If you were able to get your fourth spot on the Borg-Warner Trophy this year, how soon would you start thinking about a fifth?
I would take a little more time to enjoy the #4, then we will think about what’s next.
Yourself and your Penske team-mates have shown great speed in practice so far. How confident are you feeling heading into the race?
We know we have the best equipment out there, plus these guys are doing an incredible job we are thrilled to have them around us.
At the end of the 2017 season, Roger Penske opted to move you from the team’s IndyCar program to the IMSA WeatherTech SportsCar Championship. You’ve stated numerous times that you would like to return to IndyCar full-time, is that still a possibility? What would it take for you to convince Roger to bring you back?
I love the sports car world and I am enjoying every minute of it with my teammates. IndyCar is just part of my DNA and everything will depend on Indy 500. Let’s just go with the flow here!
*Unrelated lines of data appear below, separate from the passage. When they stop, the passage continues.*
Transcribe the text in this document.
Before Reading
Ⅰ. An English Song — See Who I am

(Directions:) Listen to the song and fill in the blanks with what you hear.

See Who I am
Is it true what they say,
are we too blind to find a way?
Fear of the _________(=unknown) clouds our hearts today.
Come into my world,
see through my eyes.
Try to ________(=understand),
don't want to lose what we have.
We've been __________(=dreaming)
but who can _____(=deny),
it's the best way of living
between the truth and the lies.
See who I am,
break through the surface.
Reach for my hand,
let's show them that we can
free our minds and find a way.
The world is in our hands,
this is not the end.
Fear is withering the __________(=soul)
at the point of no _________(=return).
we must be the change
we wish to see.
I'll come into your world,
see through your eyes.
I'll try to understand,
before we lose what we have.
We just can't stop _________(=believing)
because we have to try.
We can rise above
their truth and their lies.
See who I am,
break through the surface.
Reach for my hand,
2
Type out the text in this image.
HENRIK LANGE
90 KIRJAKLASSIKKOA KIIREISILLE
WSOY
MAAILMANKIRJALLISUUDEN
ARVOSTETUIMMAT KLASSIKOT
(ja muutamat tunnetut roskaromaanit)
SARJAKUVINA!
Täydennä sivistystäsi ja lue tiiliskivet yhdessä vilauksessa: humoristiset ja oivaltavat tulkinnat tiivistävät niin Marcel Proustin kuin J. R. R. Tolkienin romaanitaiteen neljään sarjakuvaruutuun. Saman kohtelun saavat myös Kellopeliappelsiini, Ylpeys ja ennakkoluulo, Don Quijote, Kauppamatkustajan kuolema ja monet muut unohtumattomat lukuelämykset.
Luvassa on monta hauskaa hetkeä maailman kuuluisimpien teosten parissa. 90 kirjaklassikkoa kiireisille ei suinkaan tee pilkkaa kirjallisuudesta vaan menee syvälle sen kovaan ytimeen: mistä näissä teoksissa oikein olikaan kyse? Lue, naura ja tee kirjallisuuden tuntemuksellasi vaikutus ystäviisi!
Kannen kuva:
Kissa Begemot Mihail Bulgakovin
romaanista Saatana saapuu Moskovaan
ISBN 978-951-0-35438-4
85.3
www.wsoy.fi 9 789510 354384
Speaking of IMSA, you are currently sat in second place in the championship standings with your team-mate, Ricky Taylor. The Penske Acura seems much more competitive than it was last season, do you and the team have what it take the fight to Caddilac for the rest of the season?
Absolutely, as long as the BOP [balence of performance] doesn’t keep taking power away from us, we will be able to fight with them.
Having raced almost exclusively in single-seaters for over a decade leading up to your IMSA switch, what were the main challenges of moving over from IndyCar? What are the key differences between racing a Penske Chevrolet IndyCar and a Penske Acura DPi?
Well, the IndyCar is much more light in weight plus you can make the set up for yourself just the way you want. In the IMSA world, you have to compromise with the position of the car, the setup and the time you drive the car. I’m glad I have a great teammate in Ricky Taylor – what a great guy!
You are known across the globe for being one of the best IndyCar drivers of recent times. However, back in 2002, you tested with the Toyota F1 Team at Paul Ricard. How close were you to finding a spot on the Formula 1 grid?
Formula One was an incredible experience. We tested and the car fit me like a glove. I still feel that car was made for my style. However, back then and today, the political aspect plays so much of a role in that sport. I’m glad I was not part of it. It’s a shame as it could be a great partnership. I am extremely happy with my decision to stay with Team Penske.
Throughout your long career in IndyCar and now IMSA, you have raced against some of the very best drivers in the modern era of motorsport. Of everybody you have raced against, who did you respect the most? Who was your toughest rival?
Every driver has a different style and I am still learning with all of them, but Gil de Ferran, Tony Kanaan and Juan Pablo Montoya – they did help me be a better driver.
Where do you see yourself in five years’ time? Will you still be racing or, perhaps, will you move into team or driver management like some of your peers?
I hope I’m still driving… that’s the best part of the sport!
The 103rd running of the Indianapolis 500, will take place next weekend on Sunday, May 26. Helio Castroneves will start the race from twelfth-place.